Imposter est un groupe d’électro-rock basé à l’Ile de la Réunion. Il puise ses influences dans le rock et l’électro indé, se situant à la croisée de Nine Inch Nails, Depeche Mode, LCD Soundsystem, Radiohead ou encore Kely Lee Owens. Formé en 2021, à l’ombre des couvres feux et des confinements, imposter sortira son premier album en 2022. Froids et intenses, les titres d’imposter oscillent entre claustrophobie et célébration. Ses chansons sont les bandes-son de films qui n’existent pas, ou pas encore. imposter est une formation minimaliste de trois membres. Au chant, Austin Kehoe, chanteur prolifique aux collaborations multiples sur l’ile (The Sorry Dead, Jako Maron…). À la guitare, Yann Cadet, figure centrale du métal réunionnais (Vacuum Road), qui s’aventure ici sur d’autres terrains musicaux. Aux synthétiseurs et boites à rythme, Guillaume Futhazar, compositeur et autodidacte obsessionnel.
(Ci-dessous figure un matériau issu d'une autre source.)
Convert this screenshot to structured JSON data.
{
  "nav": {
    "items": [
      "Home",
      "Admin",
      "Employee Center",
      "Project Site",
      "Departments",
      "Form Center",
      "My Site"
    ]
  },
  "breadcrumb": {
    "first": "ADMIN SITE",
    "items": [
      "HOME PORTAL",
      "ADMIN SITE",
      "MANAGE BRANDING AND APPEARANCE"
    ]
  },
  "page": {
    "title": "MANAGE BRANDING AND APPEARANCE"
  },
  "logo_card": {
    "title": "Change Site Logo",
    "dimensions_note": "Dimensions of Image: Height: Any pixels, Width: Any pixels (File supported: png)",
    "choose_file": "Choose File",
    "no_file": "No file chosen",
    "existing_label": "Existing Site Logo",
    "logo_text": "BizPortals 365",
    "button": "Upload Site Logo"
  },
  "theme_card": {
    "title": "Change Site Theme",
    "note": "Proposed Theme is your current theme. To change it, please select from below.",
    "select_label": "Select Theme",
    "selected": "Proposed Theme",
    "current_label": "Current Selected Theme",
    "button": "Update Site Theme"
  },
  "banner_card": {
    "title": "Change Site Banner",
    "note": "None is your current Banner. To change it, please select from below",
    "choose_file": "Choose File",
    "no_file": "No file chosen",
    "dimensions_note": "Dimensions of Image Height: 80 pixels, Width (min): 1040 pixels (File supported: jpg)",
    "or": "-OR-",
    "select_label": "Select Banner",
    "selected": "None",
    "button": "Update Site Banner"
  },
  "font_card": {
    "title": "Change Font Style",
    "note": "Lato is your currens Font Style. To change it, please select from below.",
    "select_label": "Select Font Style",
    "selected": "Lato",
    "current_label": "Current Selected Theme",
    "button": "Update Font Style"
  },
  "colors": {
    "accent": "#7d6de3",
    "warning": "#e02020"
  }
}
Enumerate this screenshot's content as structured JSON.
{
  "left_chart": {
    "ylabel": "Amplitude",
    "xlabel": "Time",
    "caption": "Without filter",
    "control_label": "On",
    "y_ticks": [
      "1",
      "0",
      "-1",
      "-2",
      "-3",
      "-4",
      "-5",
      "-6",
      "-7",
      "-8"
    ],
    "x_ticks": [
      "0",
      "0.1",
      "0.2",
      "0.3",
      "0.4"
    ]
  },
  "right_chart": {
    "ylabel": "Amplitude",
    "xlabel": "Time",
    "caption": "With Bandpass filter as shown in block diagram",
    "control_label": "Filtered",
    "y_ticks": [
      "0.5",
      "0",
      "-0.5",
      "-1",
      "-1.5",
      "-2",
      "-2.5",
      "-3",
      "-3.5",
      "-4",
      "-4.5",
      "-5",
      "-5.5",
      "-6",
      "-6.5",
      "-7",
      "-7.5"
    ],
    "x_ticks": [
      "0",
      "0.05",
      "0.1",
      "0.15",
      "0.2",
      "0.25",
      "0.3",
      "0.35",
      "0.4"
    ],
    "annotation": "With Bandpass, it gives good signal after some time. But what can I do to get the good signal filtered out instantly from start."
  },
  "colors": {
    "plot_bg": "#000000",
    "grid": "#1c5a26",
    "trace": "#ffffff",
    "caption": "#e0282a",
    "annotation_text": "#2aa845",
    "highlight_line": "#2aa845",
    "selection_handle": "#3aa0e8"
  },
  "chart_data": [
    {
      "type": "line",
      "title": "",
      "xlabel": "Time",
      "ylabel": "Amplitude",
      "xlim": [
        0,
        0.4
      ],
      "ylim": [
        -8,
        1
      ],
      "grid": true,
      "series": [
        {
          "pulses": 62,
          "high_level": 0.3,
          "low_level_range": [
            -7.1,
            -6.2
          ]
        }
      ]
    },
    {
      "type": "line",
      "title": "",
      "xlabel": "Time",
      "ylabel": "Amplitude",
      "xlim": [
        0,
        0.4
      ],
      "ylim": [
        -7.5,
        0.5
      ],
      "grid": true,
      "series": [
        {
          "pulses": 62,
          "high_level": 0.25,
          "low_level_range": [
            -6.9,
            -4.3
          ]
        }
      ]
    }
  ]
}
Après une intense période de composition et d’enregistrement, imposter est maintenant prêt à parcourir l’ile et ses lieux de concerts pour faire découvrir son univers visuel et sonore. 

On vous attend aussi nombreux pour découvrir le nouveau projet de Thomas Lim-Su-Kwai aka Elesca la semaine prochaine, vendredi 4 novembre avec Mélanie Badal au violoncelle, Ameylia Saad Wu soprano harpiste et compositrice et Bebass aux machines. 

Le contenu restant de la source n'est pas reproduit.